For me, I like to spend at least 30 minutes every morning sitting in my garden and writing in my journal. This is a daily practice for me that allows me to listen to the birds sing and watch as the sun first hits my garden. I make it a point to not think of any of the things on my To Do List. Remember, we wrote those things down so we are not overwhelmed by them in our daily lives.

Here are some other ways I love to “be” in the garden:

  • Bird watching
  • Pollinator watching
  • Reading a book
  • Napping in a hammock
  • Watercolor painting
  • Photographing whatever moves me
  • Inviting friends over for a garden dinner party
Avoid Garden Burnout

4) Get away from the garden

Let’s face it – no matter how much we love something, we must find time away from it. This can be difficult to remember when you are right in the middle of a time sensitive project. Or when your To Do list feels too daunting to walk away from. But without time away, you will inevitably develop garden burnout, which can look like a lack of motivation and creativity.

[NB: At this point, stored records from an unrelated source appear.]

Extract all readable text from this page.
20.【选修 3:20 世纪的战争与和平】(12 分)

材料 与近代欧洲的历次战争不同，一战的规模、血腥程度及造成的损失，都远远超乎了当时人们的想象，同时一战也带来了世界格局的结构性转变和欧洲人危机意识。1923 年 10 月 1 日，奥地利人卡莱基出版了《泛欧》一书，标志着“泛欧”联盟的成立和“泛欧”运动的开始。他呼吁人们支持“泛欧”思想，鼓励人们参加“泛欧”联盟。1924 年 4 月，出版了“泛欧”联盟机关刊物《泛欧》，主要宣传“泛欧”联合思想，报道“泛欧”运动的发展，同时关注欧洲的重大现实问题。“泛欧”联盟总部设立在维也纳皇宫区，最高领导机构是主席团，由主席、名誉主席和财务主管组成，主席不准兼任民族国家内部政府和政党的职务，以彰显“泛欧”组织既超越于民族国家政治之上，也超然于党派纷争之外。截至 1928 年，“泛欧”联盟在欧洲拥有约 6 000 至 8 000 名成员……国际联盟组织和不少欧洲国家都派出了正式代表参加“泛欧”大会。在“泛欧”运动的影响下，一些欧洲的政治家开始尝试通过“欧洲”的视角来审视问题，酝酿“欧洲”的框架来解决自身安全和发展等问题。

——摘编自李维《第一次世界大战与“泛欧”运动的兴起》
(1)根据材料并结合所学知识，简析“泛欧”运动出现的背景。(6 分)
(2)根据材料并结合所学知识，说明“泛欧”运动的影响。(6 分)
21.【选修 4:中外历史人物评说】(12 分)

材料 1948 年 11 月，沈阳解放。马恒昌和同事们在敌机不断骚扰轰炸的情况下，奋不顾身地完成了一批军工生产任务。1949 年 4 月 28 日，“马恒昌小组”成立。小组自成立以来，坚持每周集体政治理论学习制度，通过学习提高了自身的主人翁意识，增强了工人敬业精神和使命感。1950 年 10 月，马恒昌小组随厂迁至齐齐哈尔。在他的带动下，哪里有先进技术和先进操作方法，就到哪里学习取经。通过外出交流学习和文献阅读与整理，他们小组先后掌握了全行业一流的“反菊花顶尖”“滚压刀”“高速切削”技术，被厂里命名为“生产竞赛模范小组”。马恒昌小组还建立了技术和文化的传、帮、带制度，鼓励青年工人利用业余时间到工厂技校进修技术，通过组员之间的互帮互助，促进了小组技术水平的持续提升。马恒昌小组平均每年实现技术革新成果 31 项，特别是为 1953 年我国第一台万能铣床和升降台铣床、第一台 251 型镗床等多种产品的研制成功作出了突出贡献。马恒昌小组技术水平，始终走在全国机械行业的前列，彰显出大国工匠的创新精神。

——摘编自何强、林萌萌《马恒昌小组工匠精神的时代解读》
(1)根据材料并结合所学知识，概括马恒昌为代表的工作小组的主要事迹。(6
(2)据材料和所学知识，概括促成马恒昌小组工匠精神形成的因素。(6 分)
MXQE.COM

Studies have shown that taking breaks can help prevent “decision fatigue” as well as increase our motivation, productivity and creativity. No matter how powerful our brains and bodies may be, they need rest and diversity to perform well. It’s no accident that the best ideas come to us while in the shower or brushing our teeth. We need time away from our To Do’s in order to experience joy and find inspiration outside of our work.

Avoid Garden Burnout

When I say get away from the garden – I mean get away from gardens in general! It’s far too easy to visit another garden and start to compare yours or to add to your To Do list. Find a different setting that brings you joy. Perhaps a museum, a bookstore, the beach, the mountains, have a picnic in a park, or go paddle boarding with friends. Find something that brings you joy in a new environment and let the garden go. I promise it will still be there when you get back.

Happy gardening, dear friend. Take care of yourself, just as preciously as you do your garden.